Exclusive services can also draw people in.  Some Target and Wal-Mart locations already include service businesses like pharmacies and photo finishing, but what about services for merchandise in their stores – e.g., mobile phone set-up or furniture assembly?  Of course mass merchant margins don’t allow for high touch service across the board, but in a couple of select departments, helpful service could draw people in.  Target has seen success from staffing a Beauty Concierge in select stores; I could see similar expert consultation be valued by Wal-Mart customers in health aids and medical products for example.  Try-before-you-buy is another form of store-only service.  From groceries to sporting goods, giving customers the opportunity to sample and try out products would reduce the perceived risk they feel when purchasing online and increase the perceived value of going to the store.  And it would make the shopping experience more useful and fun.

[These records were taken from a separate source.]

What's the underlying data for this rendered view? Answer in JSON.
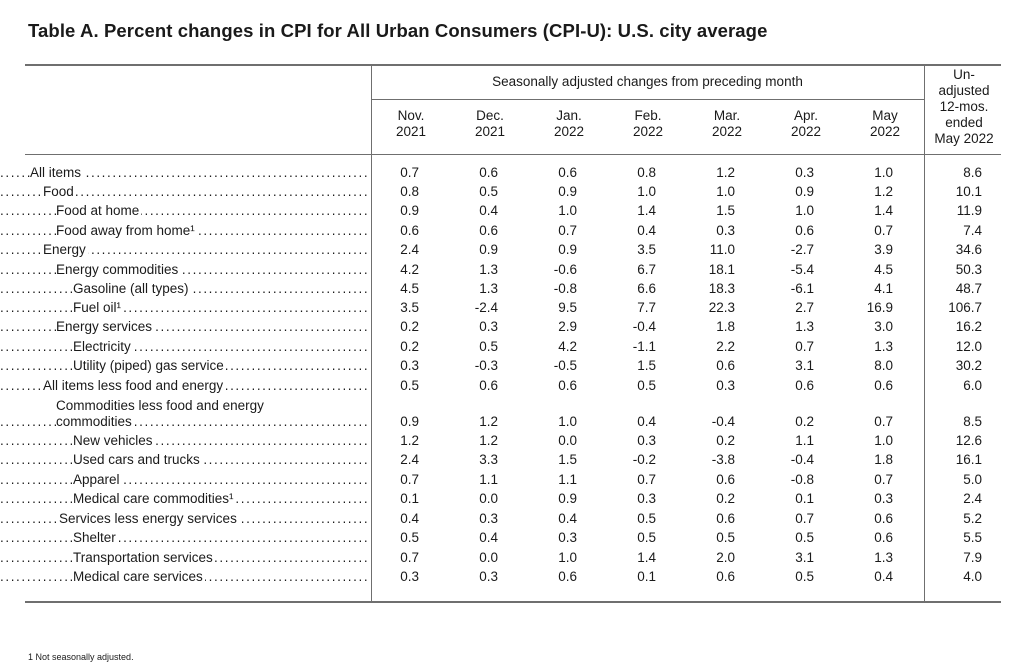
{
  "title": "Table A. Percent changes in CPI for All Urban Consumers (CPI-U): U.S. city average",
  "span_header": "Seasonally adjusted changes from preceding month",
  "columns": [
    {
      "line1": "Nov.",
      "line2": "2021"
    },
    {
      "line1": "Dec.",
      "line2": "2021"
    },
    {
      "line1": "Jan.",
      "line2": "2022"
    },
    {
      "line1": "Feb.",
      "line2": "2022"
    },
    {
      "line1": "Mar.",
      "line2": "2022"
    },
    {
      "line1": "Apr.",
      "line2": "2022"
    },
    {
      "line1": "May",
      "line2": "2022"
    }
  ],
  "unadjusted_header": [
    "Un-",
    "adjusted",
    "12-mos.",
    "ended",
    "May 2022"
  ],
  "rows": [
    {
      "label": "All items",
      "values": [
        "0.7",
        "0.6",
        "0.6",
        "0.8",
        "1.2",
        "0.3",
        "1.0"
      ],
      "annual": "8.6"
    },
    {
      "label": "Food",
      "values": [
        "0.8",
        "0.5",
        "0.9",
        "1.0",
        "1.0",
        "0.9",
        "1.2"
      ],
      "annual": "10.1"
    },
    {
      "label": "Food at home",
      "values": [
        "0.9",
        "0.4",
        "1.0",
        "1.4",
        "1.5",
        "1.0",
        "1.4"
      ],
      "annual": "11.9"
    },
    {
      "label": "Food away from home¹",
      "values": [
        "0.6",
        "0.6",
        "0.7",
        "0.4",
        "0.3",
        "0.6",
        "0.7"
      ],
      "annual": "7.4"
    },
    {
      "label": "Energy",
      "values": [
        "2.4",
        "0.9",
        "0.9",
        "3.5",
        "11.0",
        "-2.7",
        "3.9"
      ],
      "annual": "34.6"
    },
    {
      "label": "Energy commodities",
      "values": [
        "4.2",
        "1.3",
        "-0.6",
        "6.7",
        "18.1",
        "-5.4",
        "4.5"
      ],
      "annual": "50.3"
    },
    {
      "label": "Gasoline (all types)",
      "values": [
        "4.5",
        "1.3",
        "-0.8",
        "6.6",
        "18.3",
        "-6.1",
        "4.1"
      ],
      "annual": "48.7"
    },
    {
      "label": "Fuel oil¹",
      "values": [
        "3.5",
        "-2.4",
        "9.5",
        "7.7",
        "22.3",
        "2.7",
        "16.9"
      ],
      "annual": "106.7"
    },
    {
      "label": "Energy services",
      "values": [
        "0.2",
        "0.3",
        "2.9",
        "-0.4",
        "1.8",
        "1.3",
        "3.0"
      ],
      "annual": "16.2"
    },
    {
      "label": "Electricity",
      "values": [
        "0.2",
        "0.5",
        "4.2",
        "-1.1",
        "2.2",
        "0.7",
        "1.3"
      ],
      "annual": "12.0"
    },
    {
      "label": "Utility (piped) gas service",
      "values": [
        "0.3",
        "-0.3",
        "-0.5",
        "1.5",
        "0.6",
        "3.1",
        "8.0"
      ],
      "annual": "30.2"
    },
    {
      "label": "All items less food and energy",
      "values": [
        "0.5",
        "0.6",
        "0.6",
        "0.5",
        "0.3",
        "0.6",
        "0.6"
      ],
      "annual": "6.0"
    },
    {
      "label_line1": "Commodities less food and energy",
      "label": "commodities",
      "values": [
        "0.9",
        "1.2",
        "1.0",
        "0.4",
        "-0.4",
        "0.2",
        "0.7"
      ],
      "annual": "8.5"
    },
    {
      "label": "New vehicles",
      "values": [
        "1.2",
        "1.2",
        "0.0",
        "0.3",
        "0.2",
        "1.1",
        "1.0"
      ],
      "annual": "12.6"
    },
    {
      "label": "Used cars and trucks",
      "values": [
        "2.4",
        "3.3",
        "1.5",
        "-0.2",
        "-3.8",
        "-0.4",
        "1.8"
      ],
      "annual": "16.1"
    },
    {
      "label": "Apparel",
      "values": [
        "0.7",
        "1.1",
        "1.1",
        "0.7",
        "0.6",
        "-0.8",
        "0.7"
      ],
      "annual": "5.0"
    },
    {
      "label": "Medical care commodities¹",
      "values": [
        "0.1",
        "0.0",
        "0.9",
        "0.3",
        "0.2",
        "0.1",
        "0.3"
      ],
      "annual": "2.4"
    },
    {
      "label": "Services less energy services",
      "values": [
        "0.4",
        "0.3",
        "0.4",
        "0.5",
        "0.6",
        "0.7",
        "0.6"
      ],
      "annual": "5.2"
    },
    {
      "label": "Shelter",
      "values": [
        "0.5",
        "0.4",
        "0.3",
        "0.5",
        "0.5",
        "0.5",
        "0.6"
      ],
      "annual": "5.5"
    },
    {
      "label": "Transportation services",
      "values": [
        "0.7",
        "0.0",
        "1.0",
        "1.4",
        "2.0",
        "3.1",
        "1.3"
      ],
      "annual": "7.9"
    },
    {
      "label": "Medical care services",
      "values": [
        "0.3",
        "0.3",
        "0.6",
        "0.1",
        "0.6",
        "0.5",
        "0.4"
      ],
      "annual": "4.0"
    }
  ],
  "footnote": "1  Not seasonally adjusted."
}
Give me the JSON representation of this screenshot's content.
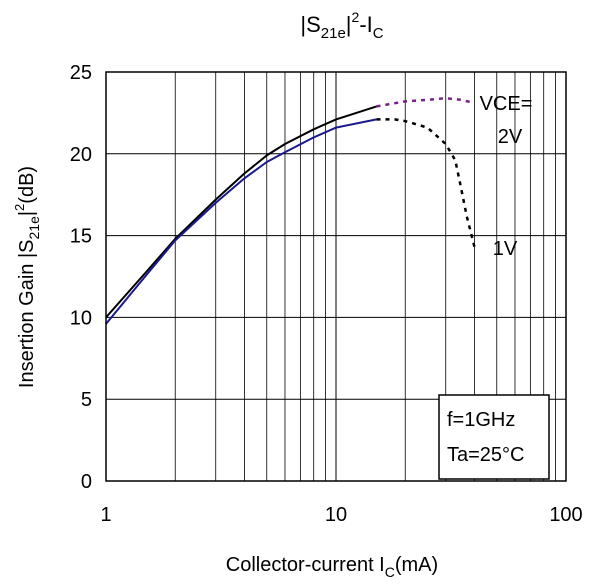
{
  "chart_data": {
    "type": "line",
    "title": {
      "main": "|S",
      "sub": "21e",
      "mid": "|",
      "sup": "2",
      "tail": "-I",
      "sub2": "C"
    },
    "xlabel": {
      "main": "Collector-current I",
      "sub": "C",
      "tail": "(mA)"
    },
    "ylabel": {
      "main": "Insertion Gain |S",
      "sub": "21e",
      "mid": "|",
      "sup": "2",
      "tail": "(dB)"
    },
    "x_scale": "log",
    "xlim": [
      1,
      100
    ],
    "ylim": [
      0,
      25
    ],
    "xticks": [
      1,
      10,
      100
    ],
    "xtick_labels": [
      "1",
      "10",
      "100"
    ],
    "yticks": [
      0,
      5,
      10,
      15,
      20,
      25
    ],
    "ytick_labels": [
      "0",
      "5",
      "10",
      "15",
      "20",
      "25"
    ],
    "grid": true,
    "series": [
      {
        "name": "2V",
        "color": "#000000",
        "measured": [
          [
            1,
            10.0
          ],
          [
            1.5,
            12.8
          ],
          [
            2,
            14.8
          ],
          [
            3,
            17.2
          ],
          [
            4,
            18.8
          ],
          [
            5,
            19.9
          ],
          [
            6,
            20.6
          ],
          [
            8,
            21.5
          ],
          [
            10,
            22.1
          ],
          [
            15,
            22.9
          ]
        ],
        "extrapolated_color": "#7a1f8a",
        "extrapolated": [
          [
            15,
            22.9
          ],
          [
            20,
            23.2
          ],
          [
            25,
            23.3
          ],
          [
            30,
            23.4
          ],
          [
            35,
            23.3
          ],
          [
            40,
            23.1
          ]
        ]
      },
      {
        "name": "1V",
        "color": "#1a1a8c",
        "measured": [
          [
            1,
            9.6
          ],
          [
            1.5,
            12.6
          ],
          [
            2,
            14.7
          ],
          [
            3,
            17.0
          ],
          [
            4,
            18.5
          ],
          [
            5,
            19.5
          ],
          [
            6,
            20.1
          ],
          [
            8,
            21.0
          ],
          [
            10,
            21.6
          ],
          [
            15,
            22.1
          ]
        ],
        "extrapolated_color": "#000000",
        "extrapolated": [
          [
            15,
            22.1
          ],
          [
            18,
            22.1
          ],
          [
            20,
            22.0
          ],
          [
            25,
            21.6
          ],
          [
            30,
            20.6
          ],
          [
            33,
            19.6
          ],
          [
            35,
            17.9
          ],
          [
            37,
            16.2
          ],
          [
            40,
            14.3
          ]
        ]
      }
    ],
    "annotations": {
      "vce_label": "VCE=",
      "vce_2v": "2V",
      "vce_1v": "1V",
      "cond_freq": "f=1GHz",
      "cond_temp": "Ta=25°C"
    }
  }
}
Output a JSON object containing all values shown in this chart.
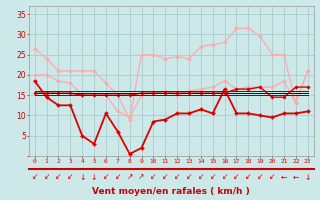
{
  "x": [
    0,
    1,
    2,
    3,
    4,
    5,
    6,
    7,
    8,
    9,
    10,
    11,
    12,
    13,
    14,
    15,
    16,
    17,
    18,
    19,
    20,
    21,
    22,
    23
  ],
  "background_color": "#cce8e8",
  "grid_color": "#aacccc",
  "xlabel": "Vent moyen/en rafales ( km/h )",
  "xlabel_color": "#cc0000",
  "tick_color": "#cc0000",
  "ylim": [
    0,
    37
  ],
  "yticks": [
    0,
    5,
    10,
    15,
    20,
    25,
    30,
    35
  ],
  "series": [
    {
      "name": "rafales_max",
      "color": "#ffaaaa",
      "linewidth": 0.9,
      "marker": "D",
      "markersize": 2.0,
      "values": [
        26.5,
        24.0,
        21.0,
        21.0,
        21.0,
        21.0,
        18.0,
        15.0,
        9.0,
        25.0,
        25.0,
        24.0,
        24.5,
        24.0,
        27.0,
        27.5,
        28.0,
        31.5,
        31.5,
        29.5,
        25.0,
        25.0,
        13.0,
        21.0
      ]
    },
    {
      "name": "vent_max",
      "color": "#ffaaaa",
      "linewidth": 0.9,
      "marker": "D",
      "markersize": 2.0,
      "values": [
        20.0,
        20.0,
        18.5,
        18.0,
        15.0,
        15.0,
        15.0,
        11.0,
        9.5,
        15.0,
        15.5,
        16.0,
        15.0,
        16.0,
        16.5,
        17.0,
        18.5,
        16.5,
        17.0,
        17.0,
        17.0,
        18.5,
        13.0,
        21.0
      ]
    },
    {
      "name": "vent_moyen",
      "color": "#dd0000",
      "linewidth": 1.3,
      "marker": "D",
      "markersize": 2.0,
      "values": [
        18.5,
        14.5,
        12.5,
        12.5,
        5.0,
        3.0,
        10.5,
        6.0,
        0.5,
        2.0,
        8.5,
        9.0,
        10.5,
        10.5,
        11.5,
        10.5,
        16.5,
        10.5,
        10.5,
        10.0,
        9.5,
        10.5,
        10.5,
        11.0
      ]
    },
    {
      "name": "vent_daily_avg",
      "color": "#dd0000",
      "linewidth": 1.0,
      "marker": "D",
      "markersize": 1.8,
      "values": [
        15.5,
        15.5,
        15.5,
        15.5,
        15.0,
        15.0,
        15.0,
        15.0,
        15.0,
        15.5,
        15.5,
        15.5,
        15.5,
        15.5,
        15.5,
        15.5,
        15.5,
        16.5,
        16.5,
        17.0,
        14.5,
        14.5,
        17.0,
        17.0
      ]
    },
    {
      "name": "vent_climatol1",
      "color": "#880000",
      "linewidth": 0.7,
      "marker": null,
      "markersize": 0,
      "values": [
        15.0,
        15.0,
        15.0,
        15.0,
        15.0,
        15.0,
        15.0,
        15.0,
        15.0,
        15.0,
        15.0,
        15.0,
        15.0,
        15.0,
        15.0,
        15.0,
        15.0,
        15.0,
        15.0,
        15.0,
        15.0,
        15.0,
        15.0,
        15.0
      ]
    },
    {
      "name": "vent_climatol2",
      "color": "#880000",
      "linewidth": 0.7,
      "marker": null,
      "markersize": 0,
      "values": [
        16.0,
        16.0,
        16.0,
        16.0,
        16.0,
        16.0,
        16.0,
        16.0,
        16.0,
        16.0,
        16.0,
        16.0,
        16.0,
        16.0,
        16.0,
        16.0,
        16.0,
        16.0,
        16.0,
        16.0,
        16.0,
        16.0,
        16.0,
        16.0
      ]
    },
    {
      "name": "black_line",
      "color": "#111111",
      "linewidth": 0.7,
      "marker": null,
      "markersize": 0,
      "values": [
        15.5,
        15.5,
        15.5,
        15.5,
        15.5,
        15.5,
        15.5,
        15.5,
        15.5,
        15.5,
        15.5,
        15.5,
        15.5,
        15.5,
        15.5,
        15.5,
        15.5,
        15.5,
        15.5,
        15.5,
        15.5,
        15.5,
        15.5,
        15.5
      ]
    }
  ],
  "wind_arrows": {
    "x": [
      0,
      1,
      2,
      3,
      4,
      5,
      6,
      7,
      8,
      9,
      10,
      11,
      12,
      13,
      14,
      15,
      16,
      17,
      18,
      19,
      20,
      21,
      22,
      23
    ],
    "symbols": [
      "↙",
      "↙",
      "↙",
      "↙",
      "↓",
      "↓",
      "↙",
      "↙",
      "↗",
      "↗",
      "↙",
      "↙",
      "↙",
      "↙",
      "↙",
      "↙",
      "↙",
      "↙",
      "↙",
      "↙",
      "↙",
      "←",
      "←",
      "↓"
    ],
    "color": "#cc0000"
  }
}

Store traffic can also be generated by exclusive promotions.  As with products, consistent pricing across channels is important — but this shouldn’t preclude other promotional activity that draws people to stores. Target already does this in one way with its Dollar Spot promotional area – it might consider adding a similar special section distinguished by products with limited time only availability or pricing.  Maybe it’s time to bring back the Blue Light special?!  Imagine the delight shoppers might feel upon learning that they can get a discount in a specific department or on a brand of products for, say, the next 30 minutes.

Drawing people back to stores is ultimately about making them destinations.  While Target and Wal-Mart need to develop their technology chops, they also need to bring creativity and innovation to core value of shopping at retail as well.  Customers still value experiences that are possible only in-store – and it would be a waste, not to mention a costly expense, to operate retail real estate assets simply as product fulfillment centers.